Inspiration is more whimsical than my methodical way of working. I am often fascinated by a small detail in something: a strange wording, a way of drawing a line, a strange map section, a siding in a personal story. Then I start collecting, mapping and organizing, drawing and writing. One can take the other, it can take a few years…

However, there is something underlying. I have probably always been most fascinated by drawing that is close to language, where each dot or line or shade is a sign that has a specific meaning. Typical maps and other infographics. The combination of information, language, patterns, connecting lines and the game of chance exists in everything I do, but can appear in many disguises. They are both present in the biographical works I am doing now, which deal with the life of my father, before and after he got Alzheimer's, and in previous projects based on e.g. (card game) poker or facets of climate change. And although I am concerned with each topic as specific fields or spheres, these underlying structures must also be present.

I am of course inspired by other artists, and get a lot out of Sol LeWitt, Ilya Kabakov, Mark Lombardi, Jorinde Voigt, or just flipping through the latest issue of Fukt magazine. Non-art can be just as interesting - Florence Nightingale's analytical pie charts from the Crimean War, for example, are both fascinating in form and content.

 

TF: What are you currently working on?

I am working towards an exhibition in Trondheim Kunstforening. The main emphasis of it will consist of generative works. I make a series of new drawings, based on simplified compass roses.

I'm also working on a movie. When I exhibited at Kunstplass [Oslo] last year, I had two short films called Prologue and Epilogue to Junaiten. It was a kind of fluid montage film about how Alzheimer's took from my father the things that meant the most to him - in his own words. They are part of Østlandsutstillingen, which opens on 2 April. Now I work with the "missing" part in between, the "Junaite" itself, which is more about how a life story is constructed. It will be made in the same style, where drawing, posters, photos and the narrator's voice are mixed into a kind of poetic biography. For the film, I draw the 95 photos in a photo album, the same size as the paper copies. Here the drawings are props for the film, but I think they have an intrinsic value as well, so they will probably become an album afterwards, ie an artist book in one copy.

 

TF: What does drawing mean for you / your work?

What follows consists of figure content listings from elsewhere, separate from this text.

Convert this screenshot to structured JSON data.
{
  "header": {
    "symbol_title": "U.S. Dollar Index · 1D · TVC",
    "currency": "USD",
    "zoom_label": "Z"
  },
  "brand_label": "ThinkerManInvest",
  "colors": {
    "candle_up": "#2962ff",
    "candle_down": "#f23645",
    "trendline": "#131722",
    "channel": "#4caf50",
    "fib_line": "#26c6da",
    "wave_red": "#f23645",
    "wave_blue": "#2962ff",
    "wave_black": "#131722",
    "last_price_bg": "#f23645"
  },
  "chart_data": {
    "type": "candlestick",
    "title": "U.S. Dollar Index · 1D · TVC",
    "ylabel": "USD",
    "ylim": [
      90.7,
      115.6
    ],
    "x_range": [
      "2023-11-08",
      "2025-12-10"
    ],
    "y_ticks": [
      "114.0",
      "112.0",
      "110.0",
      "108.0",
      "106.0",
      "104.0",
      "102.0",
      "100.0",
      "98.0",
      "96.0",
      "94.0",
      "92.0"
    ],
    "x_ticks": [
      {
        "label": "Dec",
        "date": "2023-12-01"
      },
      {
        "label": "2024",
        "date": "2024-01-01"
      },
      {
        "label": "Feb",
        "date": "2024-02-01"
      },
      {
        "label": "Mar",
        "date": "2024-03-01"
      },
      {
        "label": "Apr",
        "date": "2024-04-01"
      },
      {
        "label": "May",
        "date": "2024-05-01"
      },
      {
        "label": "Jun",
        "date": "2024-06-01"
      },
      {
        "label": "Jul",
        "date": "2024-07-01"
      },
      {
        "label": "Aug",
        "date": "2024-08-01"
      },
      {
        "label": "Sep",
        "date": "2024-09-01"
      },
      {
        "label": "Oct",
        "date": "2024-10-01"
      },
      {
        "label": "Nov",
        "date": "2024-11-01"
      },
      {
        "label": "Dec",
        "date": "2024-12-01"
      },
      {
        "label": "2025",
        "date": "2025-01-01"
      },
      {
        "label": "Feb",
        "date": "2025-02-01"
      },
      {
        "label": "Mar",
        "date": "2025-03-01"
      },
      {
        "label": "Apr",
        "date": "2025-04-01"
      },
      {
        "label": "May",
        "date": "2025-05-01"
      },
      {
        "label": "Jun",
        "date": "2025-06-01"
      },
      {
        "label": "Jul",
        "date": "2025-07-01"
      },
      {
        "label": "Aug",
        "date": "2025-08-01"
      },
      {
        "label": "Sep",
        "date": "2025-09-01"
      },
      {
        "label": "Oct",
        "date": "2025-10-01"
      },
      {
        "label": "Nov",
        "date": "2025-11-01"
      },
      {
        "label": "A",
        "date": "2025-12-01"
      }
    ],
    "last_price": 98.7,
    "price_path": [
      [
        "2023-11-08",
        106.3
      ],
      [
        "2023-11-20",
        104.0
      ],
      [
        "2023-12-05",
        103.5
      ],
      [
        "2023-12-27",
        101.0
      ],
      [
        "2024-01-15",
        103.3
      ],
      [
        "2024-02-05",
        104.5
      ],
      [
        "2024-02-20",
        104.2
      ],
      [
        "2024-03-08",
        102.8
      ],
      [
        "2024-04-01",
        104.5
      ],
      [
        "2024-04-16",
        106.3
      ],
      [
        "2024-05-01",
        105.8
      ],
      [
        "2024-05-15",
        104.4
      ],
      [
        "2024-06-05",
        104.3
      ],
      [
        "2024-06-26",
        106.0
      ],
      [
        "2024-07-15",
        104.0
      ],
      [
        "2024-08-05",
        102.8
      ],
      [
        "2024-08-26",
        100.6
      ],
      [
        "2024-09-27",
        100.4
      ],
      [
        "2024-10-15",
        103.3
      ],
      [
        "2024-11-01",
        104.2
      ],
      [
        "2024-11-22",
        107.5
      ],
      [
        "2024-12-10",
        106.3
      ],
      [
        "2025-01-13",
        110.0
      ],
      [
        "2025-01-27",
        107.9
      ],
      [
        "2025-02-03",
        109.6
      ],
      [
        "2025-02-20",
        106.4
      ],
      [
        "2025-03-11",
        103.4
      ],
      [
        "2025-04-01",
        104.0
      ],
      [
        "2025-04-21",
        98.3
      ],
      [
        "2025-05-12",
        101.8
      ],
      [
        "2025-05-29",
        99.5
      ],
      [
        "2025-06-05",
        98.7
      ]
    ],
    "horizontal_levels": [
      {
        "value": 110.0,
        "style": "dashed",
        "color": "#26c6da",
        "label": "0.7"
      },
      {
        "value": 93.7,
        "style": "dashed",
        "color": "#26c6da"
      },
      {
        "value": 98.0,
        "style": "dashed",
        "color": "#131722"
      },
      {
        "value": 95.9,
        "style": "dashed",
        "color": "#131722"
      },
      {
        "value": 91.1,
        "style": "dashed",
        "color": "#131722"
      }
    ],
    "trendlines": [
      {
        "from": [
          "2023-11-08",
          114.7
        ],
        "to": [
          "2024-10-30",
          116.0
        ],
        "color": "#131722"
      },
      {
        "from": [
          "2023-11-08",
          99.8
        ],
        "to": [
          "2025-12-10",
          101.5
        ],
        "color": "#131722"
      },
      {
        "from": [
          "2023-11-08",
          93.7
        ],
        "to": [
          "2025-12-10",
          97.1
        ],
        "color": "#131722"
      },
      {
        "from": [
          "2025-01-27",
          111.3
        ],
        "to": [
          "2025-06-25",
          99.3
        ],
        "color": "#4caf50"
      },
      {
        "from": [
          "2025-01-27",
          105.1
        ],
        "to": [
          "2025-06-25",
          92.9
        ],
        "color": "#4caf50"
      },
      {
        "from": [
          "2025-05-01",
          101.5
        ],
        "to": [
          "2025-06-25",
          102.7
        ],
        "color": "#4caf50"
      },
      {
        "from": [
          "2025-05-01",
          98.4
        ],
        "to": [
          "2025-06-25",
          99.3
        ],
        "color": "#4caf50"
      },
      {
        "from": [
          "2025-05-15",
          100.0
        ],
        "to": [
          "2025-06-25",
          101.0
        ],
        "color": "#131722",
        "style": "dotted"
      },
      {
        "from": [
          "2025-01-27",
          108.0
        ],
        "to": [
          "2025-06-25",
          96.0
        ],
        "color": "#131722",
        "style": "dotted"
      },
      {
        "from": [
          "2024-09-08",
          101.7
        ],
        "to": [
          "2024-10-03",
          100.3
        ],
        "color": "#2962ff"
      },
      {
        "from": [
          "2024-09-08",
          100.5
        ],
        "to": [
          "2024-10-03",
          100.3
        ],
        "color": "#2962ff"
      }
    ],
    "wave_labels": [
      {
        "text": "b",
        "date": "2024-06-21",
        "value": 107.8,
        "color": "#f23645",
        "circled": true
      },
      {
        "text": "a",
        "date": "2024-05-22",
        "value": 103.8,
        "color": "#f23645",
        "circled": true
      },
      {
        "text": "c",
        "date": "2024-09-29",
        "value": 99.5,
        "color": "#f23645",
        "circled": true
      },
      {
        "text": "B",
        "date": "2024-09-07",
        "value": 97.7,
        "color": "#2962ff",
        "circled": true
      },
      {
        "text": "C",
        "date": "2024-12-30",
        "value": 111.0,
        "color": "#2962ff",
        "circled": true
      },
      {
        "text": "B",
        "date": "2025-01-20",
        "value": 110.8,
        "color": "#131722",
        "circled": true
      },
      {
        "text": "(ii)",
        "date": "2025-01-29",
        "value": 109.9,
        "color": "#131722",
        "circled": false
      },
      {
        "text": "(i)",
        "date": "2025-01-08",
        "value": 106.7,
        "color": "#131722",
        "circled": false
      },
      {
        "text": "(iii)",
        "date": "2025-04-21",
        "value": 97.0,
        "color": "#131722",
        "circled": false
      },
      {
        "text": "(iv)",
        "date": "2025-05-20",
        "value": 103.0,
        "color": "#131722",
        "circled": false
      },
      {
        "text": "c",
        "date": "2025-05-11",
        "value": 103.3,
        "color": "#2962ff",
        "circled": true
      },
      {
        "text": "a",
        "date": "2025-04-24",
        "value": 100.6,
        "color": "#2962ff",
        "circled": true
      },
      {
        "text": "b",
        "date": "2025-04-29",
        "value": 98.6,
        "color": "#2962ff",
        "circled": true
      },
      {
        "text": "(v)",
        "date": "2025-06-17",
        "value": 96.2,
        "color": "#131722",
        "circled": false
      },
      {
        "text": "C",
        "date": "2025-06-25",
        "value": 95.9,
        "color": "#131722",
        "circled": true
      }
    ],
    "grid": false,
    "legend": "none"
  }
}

It's a kind of constant, something I always fall back on - whether I want to or not. Because I really think it's a good ideal for an artist not to be bound by one material or medium, but I'm probably a little too hung up on patterns, shadings, gradations, laverings, contour lines and everything else that characterizes drawing, to be able to live up to it.

 

TF: Tell us a little about your work in Tegnerforbundet's sales department!

There are a couple of drawings from the "Reproduction" series, and a couple of drawings from the trial phase against the series I mentioned earlier, based on compass roses.

"Reproduction" was a generative series of drawings, in which small algorithm changes through 61 individual works created a cycle of dissolution and recovery. Apart from an external form, a circle, these drawings have no external references - in that sense they visualize "only" the conditions for their own creation. But they can of course evoke associations.

I have drawn them with a split pen and felt-tip pen. Small gestures or strokes are repeated after a table with different "risk levels" to make "mistakes". When such errors / inaccuracies occur, they are amplified, a bit like a chain reaction. The reproductive series was drawn in two phases. The first was strict and minimalist. Then I made an animated film based on the drawings. Then I continued the drawings - added a kind of analysis of the phenomena that occurred in the first phase - holes, growths and other disturbances. The first phase was just about the serial, the second phase was about working with each drawing as a single work.

The planned compass rose series has a discreet connection to the project about my father's Alzheimer's disease. He was an orienteering runner all his life, but in the end he lost his sense of direction and got lost. The compass roses will also be dissolved.